Um ex-engenheiro do Google foi condenado a quase um ano de prisão por roubar segredos comerciais de IA do Google para beneficiar duas empresas chinesas, de acordo com um relatório da Bloomberg.

O juiz distrital dos EUA Vince Chhabria condenou Linwei Ding a 12 meses menos um dia em uma audiência na terça-feira.

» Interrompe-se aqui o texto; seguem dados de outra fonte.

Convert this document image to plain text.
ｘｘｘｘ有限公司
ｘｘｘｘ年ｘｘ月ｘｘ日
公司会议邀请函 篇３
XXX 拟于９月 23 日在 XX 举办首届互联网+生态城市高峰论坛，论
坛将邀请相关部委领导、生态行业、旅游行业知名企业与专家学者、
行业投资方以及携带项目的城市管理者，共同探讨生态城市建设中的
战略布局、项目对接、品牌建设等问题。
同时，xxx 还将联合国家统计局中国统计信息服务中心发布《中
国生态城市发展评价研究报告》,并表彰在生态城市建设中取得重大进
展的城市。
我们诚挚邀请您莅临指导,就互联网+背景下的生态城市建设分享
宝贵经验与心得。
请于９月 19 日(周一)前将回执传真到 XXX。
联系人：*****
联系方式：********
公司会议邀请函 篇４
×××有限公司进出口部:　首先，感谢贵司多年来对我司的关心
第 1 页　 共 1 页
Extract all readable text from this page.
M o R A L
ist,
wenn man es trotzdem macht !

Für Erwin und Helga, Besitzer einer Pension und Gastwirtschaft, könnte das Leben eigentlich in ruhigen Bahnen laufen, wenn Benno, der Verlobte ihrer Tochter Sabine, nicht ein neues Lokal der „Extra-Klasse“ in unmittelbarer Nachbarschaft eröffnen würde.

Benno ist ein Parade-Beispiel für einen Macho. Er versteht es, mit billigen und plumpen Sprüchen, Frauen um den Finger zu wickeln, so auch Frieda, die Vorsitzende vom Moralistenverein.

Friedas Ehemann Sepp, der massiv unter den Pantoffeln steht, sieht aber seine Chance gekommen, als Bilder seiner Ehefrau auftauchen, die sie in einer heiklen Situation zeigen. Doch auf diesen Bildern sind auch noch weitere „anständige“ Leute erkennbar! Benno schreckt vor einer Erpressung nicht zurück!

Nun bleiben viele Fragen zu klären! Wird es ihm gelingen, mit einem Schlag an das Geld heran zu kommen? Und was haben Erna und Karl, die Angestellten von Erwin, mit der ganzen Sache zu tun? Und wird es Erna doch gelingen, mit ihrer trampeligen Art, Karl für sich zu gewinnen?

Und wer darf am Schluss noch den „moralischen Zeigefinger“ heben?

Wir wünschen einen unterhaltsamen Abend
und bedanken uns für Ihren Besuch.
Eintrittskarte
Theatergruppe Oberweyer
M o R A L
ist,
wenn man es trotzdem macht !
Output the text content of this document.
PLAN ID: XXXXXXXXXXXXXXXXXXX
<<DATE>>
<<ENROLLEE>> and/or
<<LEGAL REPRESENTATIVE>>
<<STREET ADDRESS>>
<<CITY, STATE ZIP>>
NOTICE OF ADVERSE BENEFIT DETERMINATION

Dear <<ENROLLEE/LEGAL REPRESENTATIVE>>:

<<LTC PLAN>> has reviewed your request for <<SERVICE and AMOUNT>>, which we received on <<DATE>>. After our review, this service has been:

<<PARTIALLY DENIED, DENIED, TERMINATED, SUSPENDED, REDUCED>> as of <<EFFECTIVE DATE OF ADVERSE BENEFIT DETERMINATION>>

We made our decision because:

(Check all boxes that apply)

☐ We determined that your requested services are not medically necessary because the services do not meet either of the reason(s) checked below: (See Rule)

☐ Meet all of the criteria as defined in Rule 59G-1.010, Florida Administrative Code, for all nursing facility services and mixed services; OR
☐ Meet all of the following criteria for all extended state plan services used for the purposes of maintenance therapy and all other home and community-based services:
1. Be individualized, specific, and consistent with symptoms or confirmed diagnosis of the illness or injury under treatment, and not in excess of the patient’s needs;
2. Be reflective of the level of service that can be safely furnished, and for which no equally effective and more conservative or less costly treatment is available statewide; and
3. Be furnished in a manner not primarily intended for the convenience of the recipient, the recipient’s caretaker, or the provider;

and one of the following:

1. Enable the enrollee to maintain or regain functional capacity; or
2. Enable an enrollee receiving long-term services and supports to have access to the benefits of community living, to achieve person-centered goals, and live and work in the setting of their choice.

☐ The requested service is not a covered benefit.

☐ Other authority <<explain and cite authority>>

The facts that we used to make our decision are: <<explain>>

O juiz afirmou que as recomendações das diretrizes federais de sentença, de até seis meses, não refletiam a gravidade da conduta.

O juiz também ordenou que Ding pagasse uma multa de US$ 2.500 e mais de US$ 198.000 em restituição ao Google, segundo um relatório do Courthouse News Service.

Os promotores haviam pedido uma sentença de 70 meses de prisão, enquanto o advogado de Ding havia solicitado três meses de prisão domiciliar.

"Este foi um esforço sistemático e descarado para roubar a propriedade do Google e usá-la em benefício próprio", disse o juiz na terça-feira, segundo o Courthouse News. "Ele sabia muito bem o que estava fazendo e prejudicou pessoas ao longo do caminho. Prejudicou o Google; prejudicou seu estagiário, sua família e, em várias ocasiões, tentou evitar ser descoberto."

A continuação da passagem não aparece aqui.